Micky Steele-Bodger
Michael Roland Steele-Bodger CBE was an English rugby union footballer who played flanker for Harlequins, and Barbarians, and was President of the Barbarian Football Club and President of the East India Club, London.
He was educated at Rugby School and Gonville and Caius College, Cambridge, and played for Cambridge in the Varsity Match in 1945 and 1946. On graduation he studied at Edinburgh University and represented the Edinburgh University rugby club for two full seasons. Steele-Bodger followed his father Harry by becoming a Veterinary Surgeon, as did his elder brother Alasdair who also played for Edinburgh University.

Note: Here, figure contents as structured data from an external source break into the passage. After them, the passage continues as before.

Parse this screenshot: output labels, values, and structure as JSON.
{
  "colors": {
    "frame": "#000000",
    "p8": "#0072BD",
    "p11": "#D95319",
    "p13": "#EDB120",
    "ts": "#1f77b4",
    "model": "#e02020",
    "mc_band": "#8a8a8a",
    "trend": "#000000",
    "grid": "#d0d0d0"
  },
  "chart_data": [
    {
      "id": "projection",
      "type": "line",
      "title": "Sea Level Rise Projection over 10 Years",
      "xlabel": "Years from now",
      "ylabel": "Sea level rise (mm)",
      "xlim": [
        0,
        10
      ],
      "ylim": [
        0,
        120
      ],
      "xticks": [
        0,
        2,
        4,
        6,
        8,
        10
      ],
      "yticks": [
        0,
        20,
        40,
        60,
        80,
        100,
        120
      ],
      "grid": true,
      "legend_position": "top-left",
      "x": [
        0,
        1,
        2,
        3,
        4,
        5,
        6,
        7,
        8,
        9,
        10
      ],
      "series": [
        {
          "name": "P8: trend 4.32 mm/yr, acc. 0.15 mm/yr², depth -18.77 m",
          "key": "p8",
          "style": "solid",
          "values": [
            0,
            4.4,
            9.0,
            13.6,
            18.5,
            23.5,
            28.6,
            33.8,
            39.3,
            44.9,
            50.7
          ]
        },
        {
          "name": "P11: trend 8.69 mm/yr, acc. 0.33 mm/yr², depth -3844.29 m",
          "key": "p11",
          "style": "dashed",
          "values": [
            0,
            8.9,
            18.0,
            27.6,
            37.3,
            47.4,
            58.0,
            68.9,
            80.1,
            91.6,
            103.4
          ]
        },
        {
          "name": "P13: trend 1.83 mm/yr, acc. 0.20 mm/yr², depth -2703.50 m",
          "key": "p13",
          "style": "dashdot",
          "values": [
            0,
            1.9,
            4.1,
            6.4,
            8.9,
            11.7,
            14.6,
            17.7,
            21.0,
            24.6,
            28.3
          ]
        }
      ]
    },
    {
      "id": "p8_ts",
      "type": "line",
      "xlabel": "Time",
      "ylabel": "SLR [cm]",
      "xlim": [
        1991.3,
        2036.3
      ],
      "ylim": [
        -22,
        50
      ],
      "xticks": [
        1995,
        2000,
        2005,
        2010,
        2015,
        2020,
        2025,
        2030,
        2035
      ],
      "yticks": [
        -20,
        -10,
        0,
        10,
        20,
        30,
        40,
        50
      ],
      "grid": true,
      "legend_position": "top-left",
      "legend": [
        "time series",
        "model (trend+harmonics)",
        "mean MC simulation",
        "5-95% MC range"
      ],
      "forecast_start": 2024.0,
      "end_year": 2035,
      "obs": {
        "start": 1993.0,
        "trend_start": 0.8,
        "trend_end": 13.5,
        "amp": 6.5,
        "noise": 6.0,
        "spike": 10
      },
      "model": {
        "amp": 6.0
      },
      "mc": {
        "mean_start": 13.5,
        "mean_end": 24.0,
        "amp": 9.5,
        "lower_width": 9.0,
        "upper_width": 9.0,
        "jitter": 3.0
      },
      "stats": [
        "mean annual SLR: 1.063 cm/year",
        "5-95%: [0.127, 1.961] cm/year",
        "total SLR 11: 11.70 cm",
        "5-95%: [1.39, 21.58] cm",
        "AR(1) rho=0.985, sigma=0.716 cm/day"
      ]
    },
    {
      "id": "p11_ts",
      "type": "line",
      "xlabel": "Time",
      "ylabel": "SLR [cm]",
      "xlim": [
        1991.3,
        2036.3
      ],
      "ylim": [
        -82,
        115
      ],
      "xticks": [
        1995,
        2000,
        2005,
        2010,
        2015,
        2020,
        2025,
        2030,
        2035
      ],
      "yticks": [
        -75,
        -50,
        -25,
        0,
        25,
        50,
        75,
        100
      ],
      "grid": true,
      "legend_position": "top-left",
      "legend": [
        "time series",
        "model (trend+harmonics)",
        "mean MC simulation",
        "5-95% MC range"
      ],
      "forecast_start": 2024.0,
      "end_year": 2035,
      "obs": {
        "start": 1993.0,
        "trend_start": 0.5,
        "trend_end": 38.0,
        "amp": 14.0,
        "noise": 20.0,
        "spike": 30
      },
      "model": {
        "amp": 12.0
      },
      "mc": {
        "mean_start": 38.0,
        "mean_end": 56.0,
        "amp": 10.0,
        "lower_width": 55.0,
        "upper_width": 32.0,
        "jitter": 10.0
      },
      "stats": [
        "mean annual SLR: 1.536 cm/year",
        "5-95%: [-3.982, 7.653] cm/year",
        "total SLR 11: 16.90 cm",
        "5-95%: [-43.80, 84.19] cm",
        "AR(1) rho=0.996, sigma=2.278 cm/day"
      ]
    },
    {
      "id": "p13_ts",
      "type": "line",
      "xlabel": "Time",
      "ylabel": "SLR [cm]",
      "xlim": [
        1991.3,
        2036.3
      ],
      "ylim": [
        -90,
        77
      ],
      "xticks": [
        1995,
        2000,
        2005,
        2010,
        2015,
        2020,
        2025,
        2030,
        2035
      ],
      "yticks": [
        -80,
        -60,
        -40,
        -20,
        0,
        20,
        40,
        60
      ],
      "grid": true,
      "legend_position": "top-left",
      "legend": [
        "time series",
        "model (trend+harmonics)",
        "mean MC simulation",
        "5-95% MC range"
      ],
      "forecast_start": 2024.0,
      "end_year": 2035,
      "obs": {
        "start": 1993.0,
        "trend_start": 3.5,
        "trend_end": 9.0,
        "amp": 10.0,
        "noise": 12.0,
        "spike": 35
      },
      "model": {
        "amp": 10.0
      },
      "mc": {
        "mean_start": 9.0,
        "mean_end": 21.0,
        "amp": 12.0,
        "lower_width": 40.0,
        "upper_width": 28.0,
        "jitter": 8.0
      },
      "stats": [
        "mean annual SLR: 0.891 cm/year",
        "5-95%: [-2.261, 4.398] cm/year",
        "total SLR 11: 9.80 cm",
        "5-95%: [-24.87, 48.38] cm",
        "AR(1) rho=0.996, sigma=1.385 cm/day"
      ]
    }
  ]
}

He gained 9 caps for England, playing in all 4 matches in the 1946-47 season and all 5 matches in the 1947-48 season. In his final international, against in March 1948, Steele-Bodger had to move to scrum-half when Richard Madge left the field, despite suffering from concussion himself. An anterior cruciate ligament injury ended his playing career in 1949. Subsequently, he was a selector for England and The Lions, President of the Rugby Football Union in 1973-74, and Chairman of the International Rugby Board.
In 1948, he inaugurated the annual tradition of bringing a guest Steele-Bodger XV to play Cambridge University as a warm-up to the Varsity Match.
He was an active member of the Round Table being one of the founding members of his local Tamworth Round Table in 1952.
He was appointed Commander of the Order of the British Empire in the 1990 New Year Honours "for services to Rugby Union Football."
Steele-Bodger died on 9 May 2019, aged 93.